Maandag 25 september 1944
Deze ochtend had ik het gevoel dat alles langzamerhand op z’n einde liep, een soort anti-climax. Ergens gedurende de ochtend ging er iemand langs de loopgraven om ons te vertellen dat we die nacht over de rivier zouden terugtrekken. Er werd ons gezegd daar niet over te kletsen, en dat we later op de dag nadere instructies zouden ontvangen. Ik herinner me dat ik nogal teleurgesteld was. Nu de situatie wat rustiger was geworden, zag ik geen reden om weg te gaan. Na al
die moeite die we hadden gedaan om hier te komen, had ik verwacht dat we nu ook door zouden gaan tot in Duitsland.
De instructie werd gegeven in het grote huis in dezelfde kamer aan de voorkant waar ik zes dagen eerder had geslapen en waar ik Jock Hanlon had ontmoet. Er waren ongeveer dertig man aanwezig van verschillende eenheden. Kapitein Cormie vertelde ons dat de Perimeter geleidelijk zou worden geëvacueerd van hoog naar laag. Aangezien wij ongeveer halverwege zaten, zouden wij om ca. 21.00 uur vertrekken. Hij zei dat de route zou worden gemarkeerd door de Militaire Politie met witte banden. We moesten sokken over onze schoenen doen om het geluid te dempen, en al onze uitrusting moest worden vastgemaakt zodat die niet kon rammelen. Er werd ons verteld dat we het jack van de man voor ons moesten vasthouden. De Royal Artillery zou gedurende de evacuatie vanaf de overkant van de rivier lichtspoorgranaten over het oversteek- punt schieten om de richting aan te geven. Hij selecteerde een half dozijn mannen die als laatste moesten vertrekken om vanuit de loopgraven nog wat te schieten, om daarmee de Duitsers het idee te geven dat we niet waren verdwenen. Iemand vroeg naar de Pool. Maar er werd ons medegedeeld dat we niets tegen hem mochten zeggen, hetgeen goed aangeeft hoe neurotisch we waren geworden. De gewonden moesten achterblijven in de kelder van het grote huis in de goede handen van de verpleger. Zij zouden zeker krijgsgevangen worden gemaakt.
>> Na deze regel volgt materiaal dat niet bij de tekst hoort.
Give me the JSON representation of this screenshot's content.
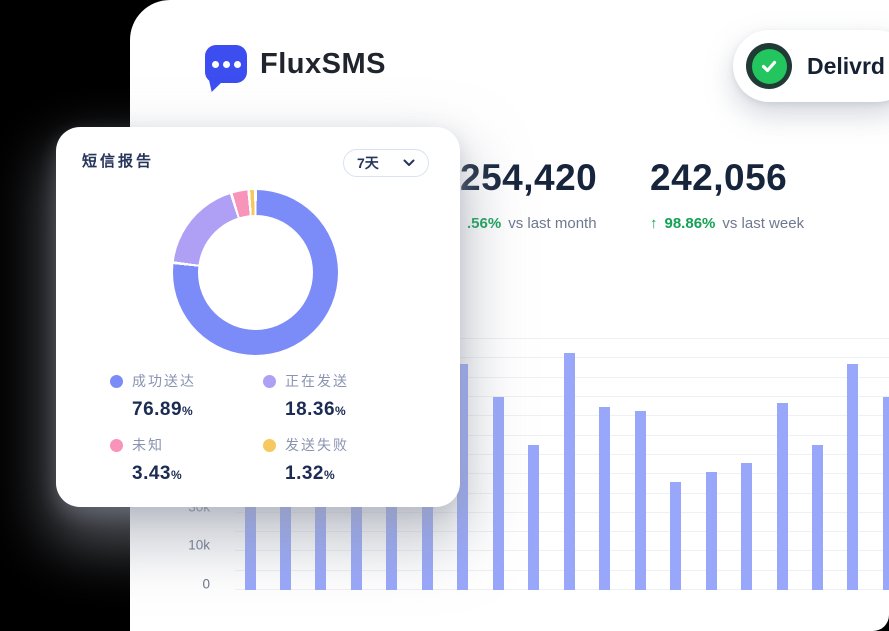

Nu was het een kwestie van wachten, ons voorbereiden, en de sokken over onze schoenen doen. De half dozijn mannen die waren aangewezen om de laatste schoten af te vuren, gingen de loopgraven in, waar we een lange tijd schenen door te brengen om vervolgens gedurende een paar minuten in het wilde weg wat schoten af te vuren. Daarna haastten we ons achter de hoofdgroep aan, die via de voorkant van het huis en de laan langs het grote grasveld eerst rechtdoor en toen rechts het bos in was gegaan. Vóór ons en rechts van ons sloegen granaten in, maar dit duurde niet lang. We kwamen bij de achterkant van wat huizen, en liepen door hun tuinen. We liepen over gebroken glas van een broeikas, waarbij we ons zo stil mogelijk probeerden voort te bewegen. We kwamen op een landweg toen een Brits machinegeweer het vuur opende, waarbij een paar mensen vóór ons gewond raakten. Na het eerste salvo hield het vuren op en de gewonden schreeuwden het uit. Niemand wist wat er nu moest worden gedaan, en ik riep in weinig beleefde taal om op te houden met vuren, in de hoop dat onze mensen dat zouden begrijpen Voordat we vertrokken, was ons verteld dat het wachtwoord ‘John’ zou zijn, waarop de ander ‘Buil’ moest antwoorden. Geen van beide partijen had dit gebruikt, waardoor dit betreurenswaardige incident was gebeurd. De machinegeweerschutters putten zich uit in excuses. De gewonden werden verder geholpen door hun kameraden. In het donker vervolgden we onze weg. Tijdens een van onze vele pauzes zei iemand dat veel van de Duitse beschietingen afkomstig waren van een steenfabriek aan de overkant van de rivier. Ik tuurde in het duister om te zien waar die steenfabriek lag. Vele jaren later realiseerde ik mij hoe stom ik op dat moment was. We zaten in het aardedonker, boven op een heuvel in een bos, op meer dan twee kilometer van de rivier. We konden niet eens de andere kant van de weg onderscheiden!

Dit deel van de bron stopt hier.